There was a man laying on the street just across from the General Hospital. And then when we looked carefully in the rubble, we could see another’s head, and we could see the fingers that—curling over a board, as if the person was trying to get out. This is the face of Haiti.
But right now we’re joined by Kim Ives. We’ve been traveling together. Kim writes for Haiti Liberté , and he has been working with us through this week. He has been living in Haiti for years, in and out, traveling in and out.
Kim, I can’t say, “Welcome to Democracy Now! ” since you’ve been with us all through this trip, but welcome to the broadcast of Democracy Now!
KIM IVES: Thanks, Amy.
AMY GOODMAN: Let’s talk about this major catastrophe, this devastation. Now, of course, it’s a natural catastrophe, but can you talk about how this catastrophe fits into Haiti? The level of destruction we’re seeing today is not just about nature.
KIM IVES: No, not at all. In fact, this earthquake was preceded by a political and economic earthquake with an epicenter 2,000 miles north of here, in Washington, DC, over the past twenty-four years.

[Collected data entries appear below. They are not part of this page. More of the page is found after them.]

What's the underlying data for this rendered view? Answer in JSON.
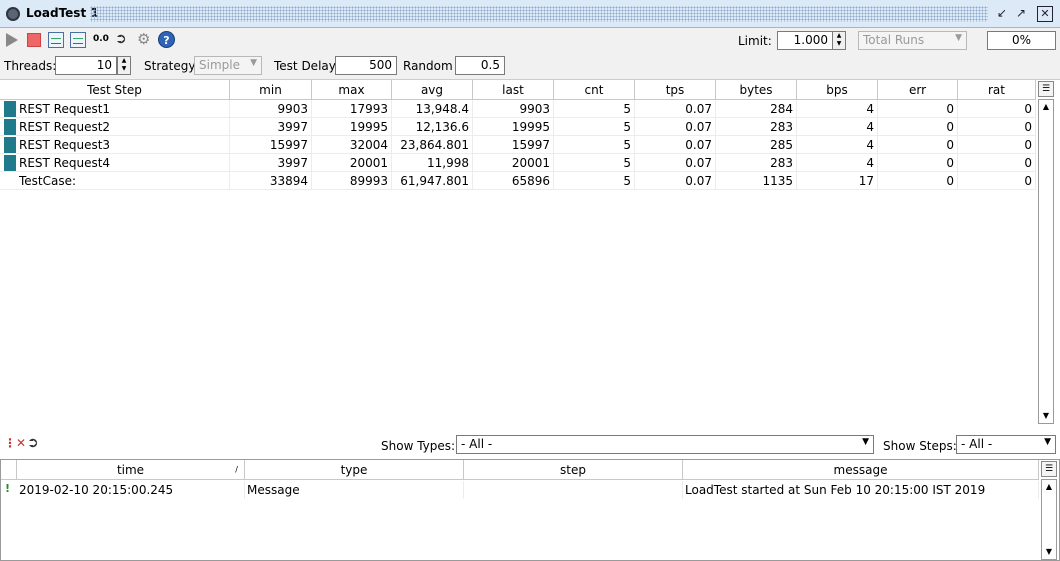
{
  "window": {
    "title": "LoadTest 1"
  },
  "toolbar": {
    "zero_label": "0.0",
    "limit_label": "Limit:",
    "limit_value": "1.000",
    "limit_type": "Total Runs",
    "progress": "0%"
  },
  "params": {
    "threads_label": "Threads:",
    "threads_value": "10",
    "strategy_label": "Strategy",
    "strategy_value": "Simple",
    "delay_label": "Test Delay",
    "delay_value": "500",
    "random_label": "Random",
    "random_value": "0.5"
  },
  "grid": {
    "headers": [
      "Test Step",
      "min",
      "max",
      "avg",
      "last",
      "cnt",
      "tps",
      "bytes",
      "bps",
      "err",
      "rat"
    ],
    "rows": [
      {
        "name": "REST Request1",
        "min": "9903",
        "max": "17993",
        "avg": "13,948.4",
        "last": "9903",
        "cnt": "5",
        "tps": "0.07",
        "bytes": "284",
        "bps": "4",
        "err": "0",
        "rat": "0"
      },
      {
        "name": "REST Request2",
        "min": "3997",
        "max": "19995",
        "avg": "12,136.6",
        "last": "19995",
        "cnt": "5",
        "tps": "0.07",
        "bytes": "283",
        "bps": "4",
        "err": "0",
        "rat": "0"
      },
      {
        "name": "REST Request3",
        "min": "15997",
        "max": "32004",
        "avg": "23,864.801",
        "last": "15997",
        "cnt": "5",
        "tps": "0.07",
        "bytes": "285",
        "bps": "4",
        "err": "0",
        "rat": "0"
      },
      {
        "name": "REST Request4",
        "min": "3997",
        "max": "20001",
        "avg": "11,998",
        "last": "20001",
        "cnt": "5",
        "tps": "0.07",
        "bytes": "283",
        "bps": "4",
        "err": "0",
        "rat": "0"
      },
      {
        "name": "TestCase:",
        "min": "33894",
        "max": "89993",
        "avg": "61,947.801",
        "last": "65896",
        "cnt": "5",
        "tps": "0.07",
        "bytes": "1135",
        "bps": "17",
        "err": "0",
        "rat": "0"
      }
    ]
  },
  "log": {
    "show_types_label": "Show Types:",
    "show_types_value": "- All -",
    "show_steps_label": "Show Steps:",
    "show_steps_value": "- All -",
    "headers": [
      "time",
      "type",
      "step",
      "message"
    ],
    "sort_indicator": "/",
    "entries": [
      {
        "time": "2019-02-10 20:15:00.245",
        "type": "Message",
        "step": "",
        "message": "LoadTest started at Sun Feb 10 20:15:00 IST 2019"
      }
    ]
  },
  "colors": {
    "titlebar": "#dce9f7",
    "step_marker": "#1f7a8c",
    "stop": "#ef6666",
    "help": "#2e63b8"
  },
  "icons": [
    "circle-window-icon",
    "minimize-icon",
    "restore-icon",
    "close-icon",
    "play-icon",
    "stop-icon",
    "graph-icon",
    "statistics-icon",
    "reset-icon",
    "export-icon",
    "options-icon",
    "help-icon",
    "clear-log-icon",
    "export-log-icon",
    "column-config-icon",
    "scroll-up-icon",
    "scroll-down-icon",
    "info-icon"
  ]
}
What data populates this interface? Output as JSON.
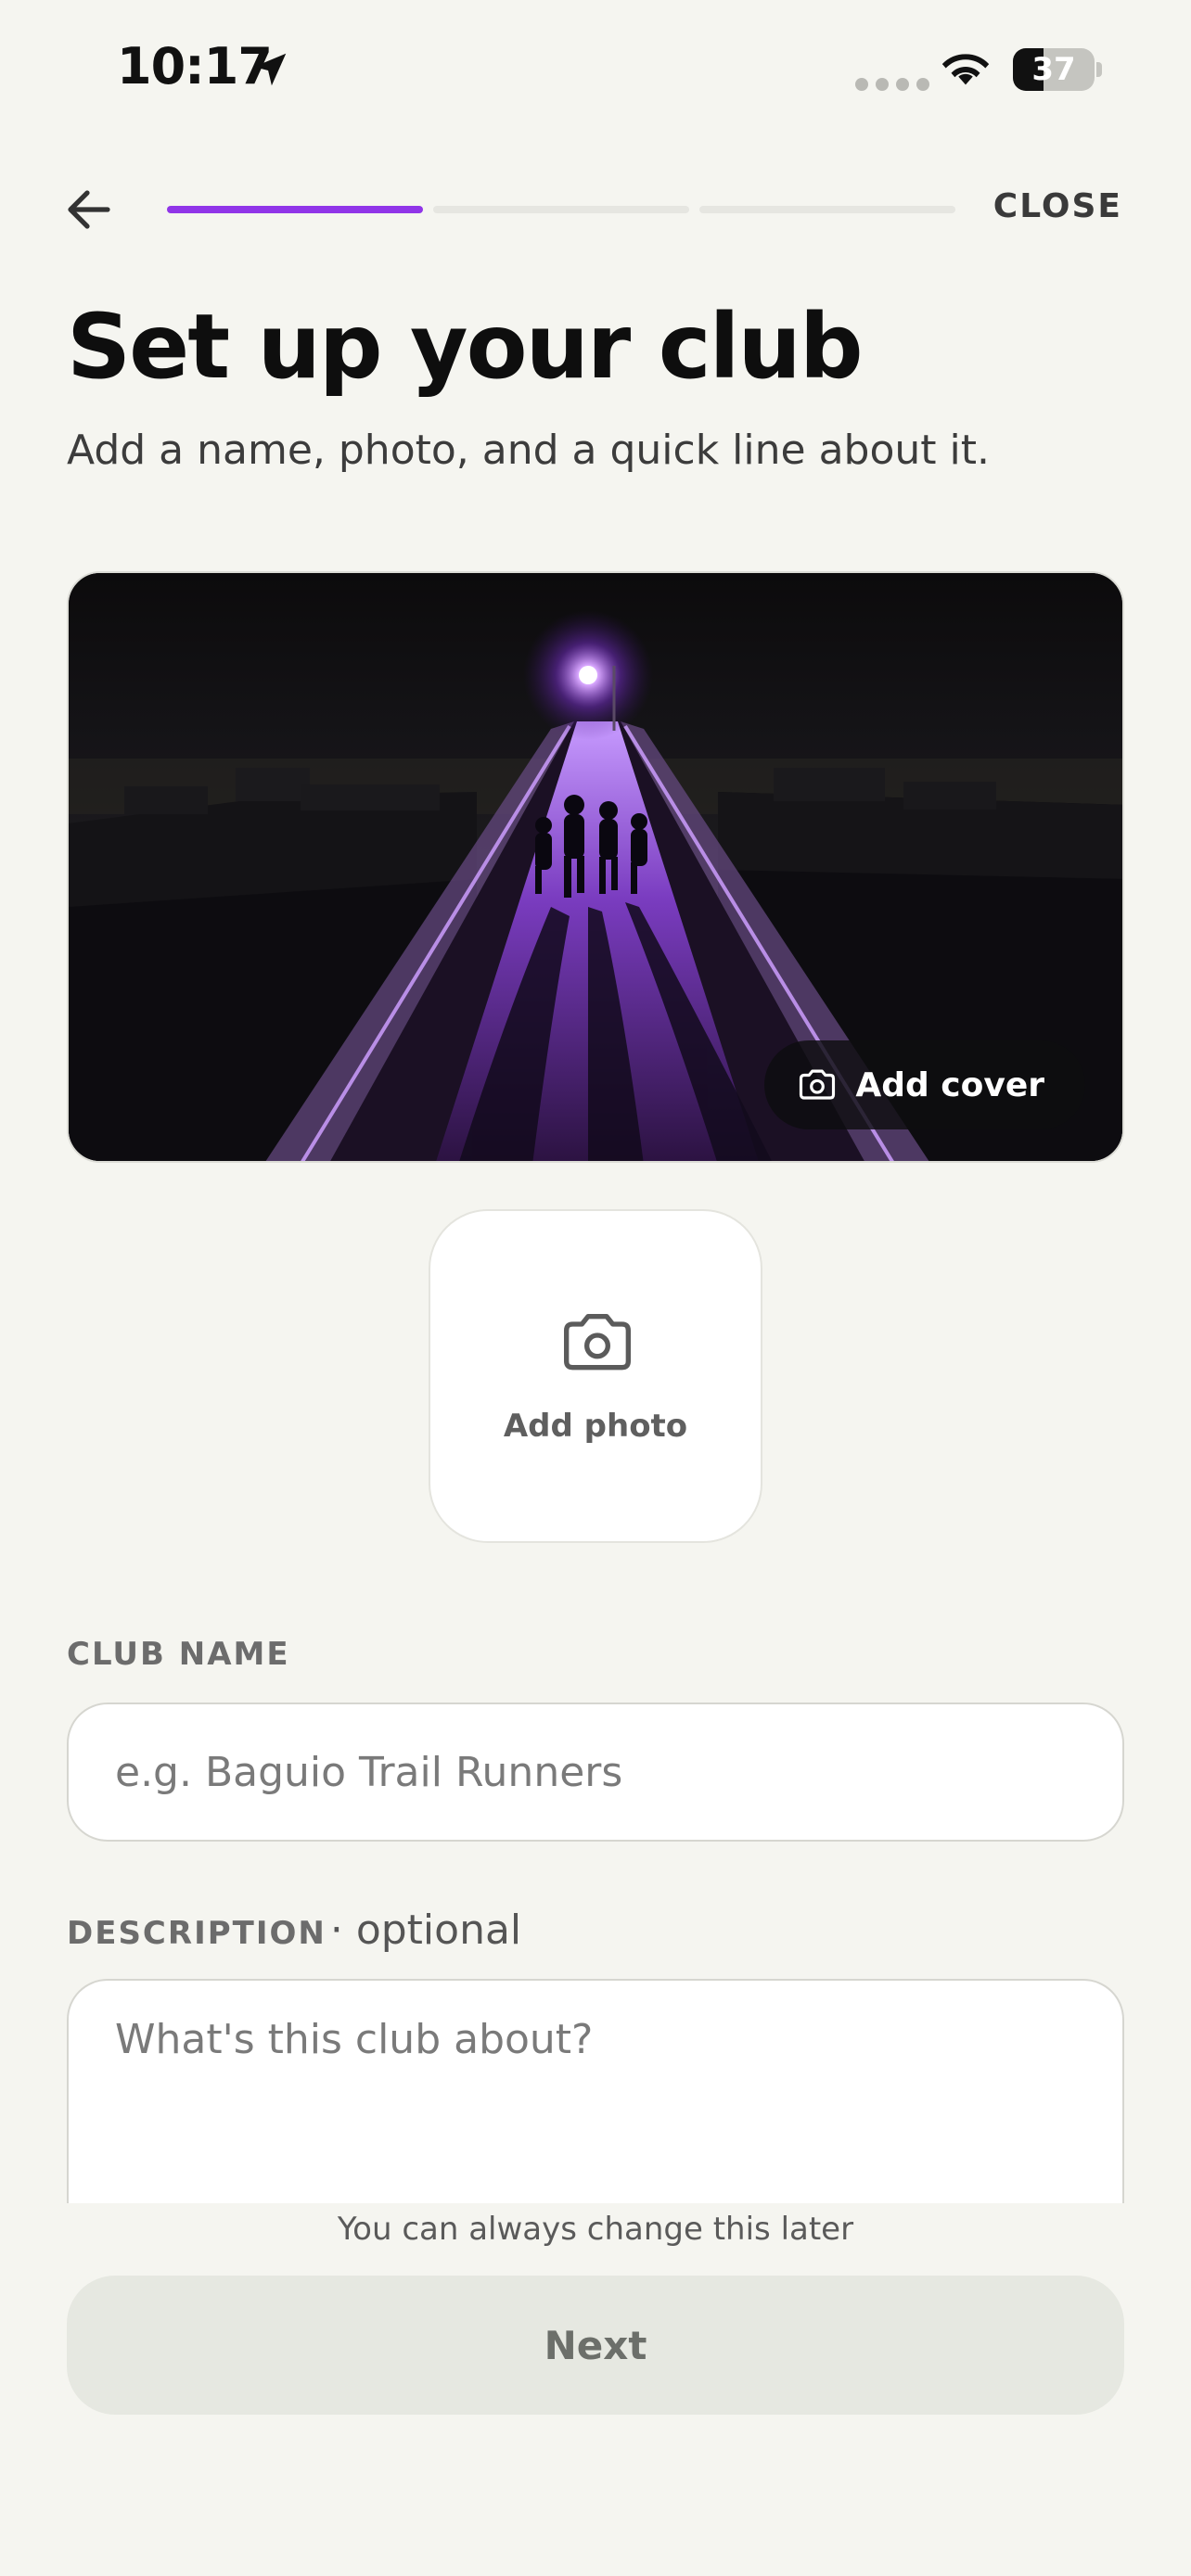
{
  "status_bar": {
    "time": "10:17",
    "battery": "37",
    "battery_level": 0.37
  },
  "nav": {
    "close_label": "CLOSE",
    "progress": {
      "steps": 3,
      "current": 1,
      "accent_color": "#9035e8"
    }
  },
  "header": {
    "title": "Set up your club",
    "subtitle": "Add a name, photo, and a quick line about it."
  },
  "cover": {
    "add_cover_label": "Add cover",
    "icon": "camera-icon"
  },
  "photo": {
    "add_photo_label": "Add photo",
    "icon": "camera-icon"
  },
  "form": {
    "club_name": {
      "label": "CLUB NAME",
      "placeholder": "e.g. Baguio Trail Runners",
      "value": ""
    },
    "description": {
      "label": "DESCRIPTION",
      "optional_tag": "· optional",
      "placeholder": "What's this club about?",
      "value": ""
    }
  },
  "footer": {
    "note": "You can always change this later",
    "next_label": "Next"
  }
}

We can say, first of all, there was the case of the two coups d’états held in the space of thirteen years, in ’91 and 2004, which were backed by the United States. They put in their own client regimes, which the Haitian people chased out of power. But these coups d’états and subsequent occupations, foreign military occupations, in a country whose constitution forbids that, were fundamentally destructive, not just to the national government and its national programs, but also to the local governments or the parliaments, the mayors’ offices and also the local assemblies, which would elect a permanent electoral council. That permanent electoral council has never been made—it’s a provisional—and hence Préval, and just before the earthquake, was running roughshod over popular democracy by putting his own electoral council in place, provisional, and they were bringing him and his party to domination of the political scene.